HQCM Dataset

Question

HQCM Dataset

Closed this issue a month ago · 1 comments

In the paper Understanding Code Changes Practically with Small-Scale Language Models (ASE 2024) and the presentation 蚂蚁CodeFuse 的应用实践：应用环境下的代码变更理解技术 (ChinaSoft2024), you mention the dataset HQCM, but I didn't find it in any of repositories of codefuse.
How can I access it or a part of it, please?

Contributions. Our major contributions are: • Dataset: We provide a small yet high-quality dataset called HQCM for augmenting the current era’s SLMs with an improved understanding of code changes.

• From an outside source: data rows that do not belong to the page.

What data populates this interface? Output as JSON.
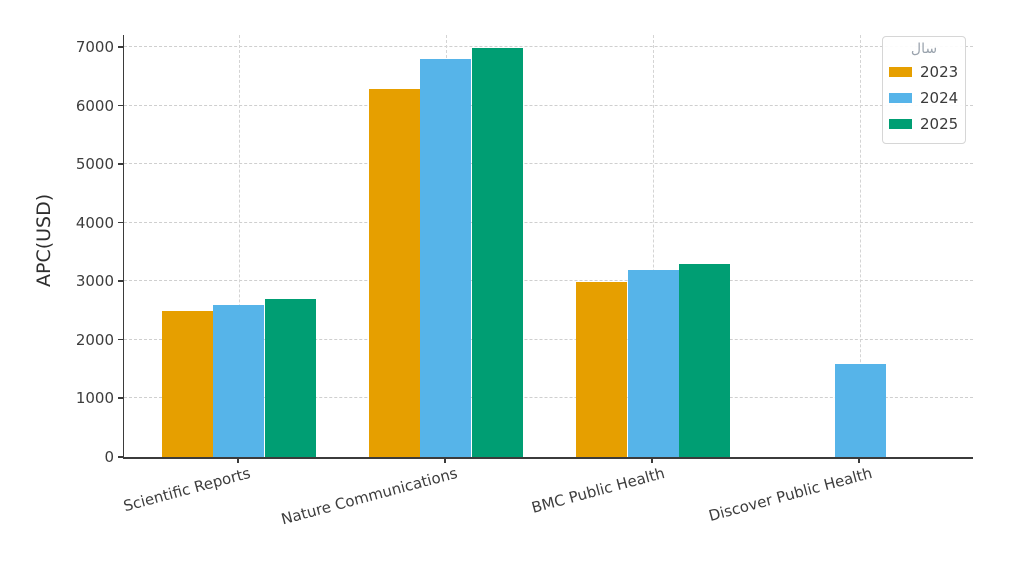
{
  "chart_data": {
    "type": "bar",
    "title": "",
    "xlabel": "",
    "ylabel": "APC(USD)",
    "categories": [
      "Scientific Reports",
      "Nature Communications",
      "BMC Public Health",
      "Discover Public Health"
    ],
    "series": [
      {
        "name": "2023",
        "color": "#E69F00",
        "values": [
          2490,
          6290,
          2990,
          null
        ]
      },
      {
        "name": "2024",
        "color": "#56B4E9",
        "values": [
          2590,
          6790,
          3190,
          1590
        ]
      },
      {
        "name": "2025",
        "color": "#009E73",
        "values": [
          2690,
          6990,
          3290,
          null
        ]
      }
    ],
    "yticks": [
      0,
      1000,
      2000,
      3000,
      4000,
      5000,
      6000,
      7000
    ],
    "ylim": [
      0,
      7200
    ],
    "grid": true,
    "legend": {
      "title": "سال",
      "position": "upper-right"
    }
  },
  "palette": {
    "axis": "#3b3b3b",
    "gridline": "#cfcfcf",
    "tick_text": "#3d3d3d",
    "legend_title_text": "#9aa3ad",
    "background": "#ffffff"
  }
}
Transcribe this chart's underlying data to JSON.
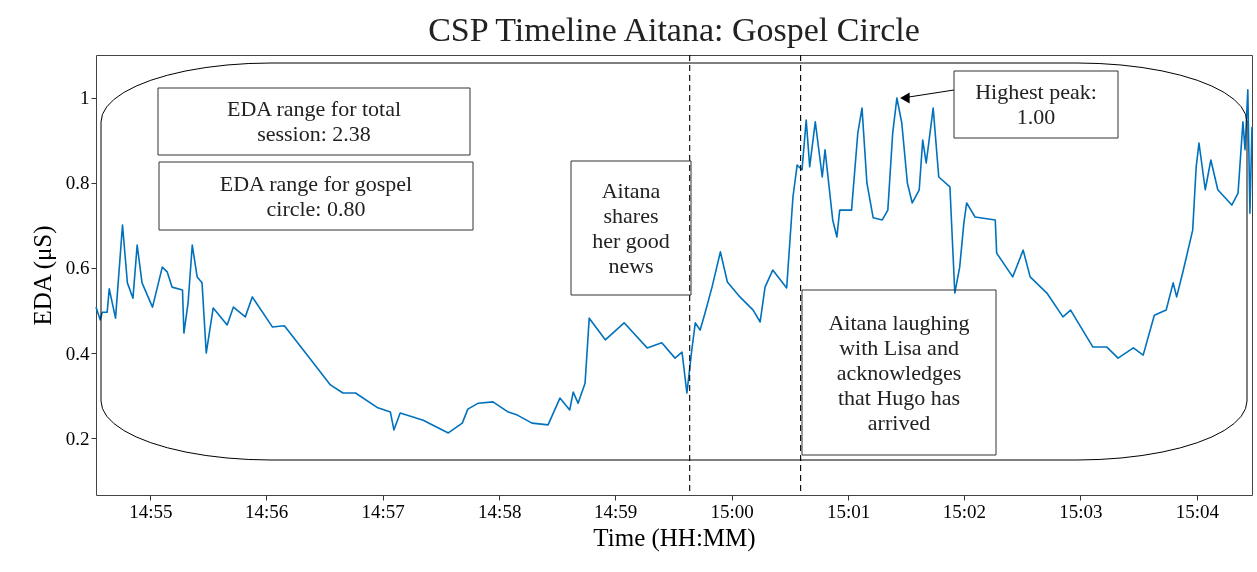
{
  "chart_data": {
    "type": "line",
    "title": "CSP Timeline Aitana: Gospel Circle",
    "xlabel": "Time (HH:MM)",
    "ylabel": "EDA (μS)",
    "x": [
      14.9089,
      14.9095,
      14.9098,
      14.9105,
      14.9108,
      14.9117,
      14.9127,
      14.9134,
      14.9142,
      14.9148,
      14.9155,
      14.917,
      14.9184,
      14.9191,
      14.9198,
      14.9213,
      14.9215,
      14.9221,
      14.9227,
      14.9234,
      14.9241,
      14.9247,
      14.9257,
      14.9277,
      14.9286,
      14.9303,
      14.9313,
      14.9342,
      14.9359,
      14.9392,
      14.9425,
      14.9443,
      14.9461,
      14.9493,
      14.9511,
      14.9516,
      14.9525,
      14.9558,
      14.9594,
      14.9614,
      14.9622,
      14.9637,
      14.9658,
      14.968,
      14.9693,
      14.9714,
      14.9737,
      14.9754,
      14.9768,
      14.9773,
      14.978,
      14.979,
      14.9796,
      14.9819,
      14.9846,
      14.9879,
      14.99,
      14.9919,
      14.9929,
      14.9936,
      14.9943,
      14.9948,
      14.9955,
      14.9962,
      14.9972,
      14.9984,
      14.9994,
      15.0012,
      15.0031,
      15.0041,
      15.0048,
      15.0059,
      15.0079,
      15.0088,
      15.0094,
      15.0101,
      15.0107,
      15.0112,
      15.012,
      15.013,
      15.0134,
      15.0145,
      15.0151,
      15.0155,
      15.0172,
      15.0181,
      15.0187,
      15.0194,
      15.0203,
      15.0216,
      15.0224,
      15.0231,
      15.0237,
      15.0244,
      15.0252,
      15.0259,
      15.0269,
      15.0274,
      15.0279,
      15.0289,
      15.0297,
      15.0313,
      15.032,
      15.0327,
      15.0333,
      15.0337,
      15.0349,
      15.0378,
      15.038,
      15.0403,
      15.0418,
      15.0428,
      15.0452,
      15.0475,
      15.0486,
      15.0518,
      15.0538,
      15.0554,
      15.0576,
      15.059,
      15.0606,
      15.0623,
      15.0633,
      15.0638,
      15.0647,
      15.0661,
      15.0666,
      15.067,
      15.0679,
      15.0687,
      15.0697,
      15.0717,
      15.0726,
      15.0733,
      15.0736,
      15.074,
      15.0743,
      15.0746
    ],
    "series": [
      {
        "color": "#0072bd",
        "values": [
          0.508,
          0.478,
          0.496,
          0.496,
          0.551,
          0.482,
          0.701,
          0.565,
          0.529,
          0.654,
          0.565,
          0.508,
          0.602,
          0.591,
          0.555,
          0.548,
          0.447,
          0.518,
          0.654,
          0.579,
          0.565,
          0.4,
          0.506,
          0.466,
          0.508,
          0.485,
          0.532,
          0.461,
          0.464,
          0.395,
          0.325,
          0.306,
          0.306,
          0.271,
          0.261,
          0.219,
          0.259,
          0.242,
          0.212,
          0.235,
          0.268,
          0.282,
          0.285,
          0.261,
          0.254,
          0.235,
          0.231,
          0.294,
          0.266,
          0.308,
          0.282,
          0.329,
          0.482,
          0.431,
          0.471,
          0.412,
          0.424,
          0.388,
          0.402,
          0.306,
          0.407,
          0.471,
          0.454,
          0.494,
          0.555,
          0.638,
          0.567,
          0.532,
          0.501,
          0.473,
          0.555,
          0.595,
          0.553,
          0.767,
          0.842,
          0.831,
          0.948,
          0.838,
          0.944,
          0.814,
          0.878,
          0.713,
          0.673,
          0.736,
          0.736,
          0.918,
          0.976,
          0.8,
          0.718,
          0.713,
          0.736,
          0.918,
          1.0,
          0.941,
          0.8,
          0.753,
          0.784,
          0.901,
          0.847,
          0.976,
          0.814,
          0.791,
          0.541,
          0.602,
          0.706,
          0.753,
          0.72,
          0.713,
          0.635,
          0.579,
          0.642,
          0.579,
          0.541,
          0.485,
          0.501,
          0.414,
          0.414,
          0.388,
          0.412,
          0.395,
          0.489,
          0.501,
          0.565,
          0.532,
          0.591,
          0.689,
          0.838,
          0.894,
          0.784,
          0.854,
          0.784,
          0.748,
          0.776,
          0.944,
          0.878,
          1.019,
          0.729,
          0.932
        ]
      }
    ],
    "xlim": [
      14.9089,
      15.0746
    ],
    "ylim": [
      0.066,
      1.101
    ],
    "xticks": [
      {
        "value": 14.9167,
        "label": "14:55"
      },
      {
        "value": 14.9333,
        "label": "14:56"
      },
      {
        "value": 14.95,
        "label": "14:57"
      },
      {
        "value": 14.9667,
        "label": "14:58"
      },
      {
        "value": 14.9833,
        "label": "14:59"
      },
      {
        "value": 15.0,
        "label": "15:00"
      },
      {
        "value": 15.0167,
        "label": "15:01"
      },
      {
        "value": 15.0333,
        "label": "15:02"
      },
      {
        "value": 15.05,
        "label": "15:03"
      },
      {
        "value": 15.0667,
        "label": "15:04"
      }
    ],
    "yticks": [
      0.2,
      0.4,
      0.6,
      0.8,
      1
    ],
    "ref_lines": [
      {
        "axis": "x",
        "value": 14.994,
        "color": "#000000",
        "line_style": "dashed"
      },
      {
        "axis": "x",
        "value": 15.0099,
        "color": "#000000",
        "line_style": "dashed"
      }
    ],
    "annotations": [
      "EDA range for total session: 2.38",
      "EDA range for gospel circle: 0.80",
      "Aitana shares her good news",
      "Aitana laughing with Lisa and acknowledges that Hugo has arrived",
      {
        "text": "Highest peak: 1.00",
        "x": 15.0237,
        "y": 1.0
      }
    ],
    "grid": false,
    "marker": "none",
    "line_style": "solid"
  }
}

It is a dataset that has been reviewed, revised, and validated by human experts. • Models: We finetune SLMs Llama2-7b, CodeLlama-7b, and CCT5-220m using the HQCM dataset, all of which are confirmed to have competitive capabilities than state-of-the-art baselines and LLMs in change summarization, change classification, and code refinement. • Benchmark: We package the HQCM dataset with our scripts to finetune SLMs into the HQCM benchmark to facilitate future research in code change understanding: https://github.com/codefuse-ai/codefuse-hqcm.

Answer 1 · 2024-11-15T07:17:18.000Z

This paper comes from another team in the codefuse project. While we have notified them of your inquiry, you would probably get a faster response if you email the authors directly.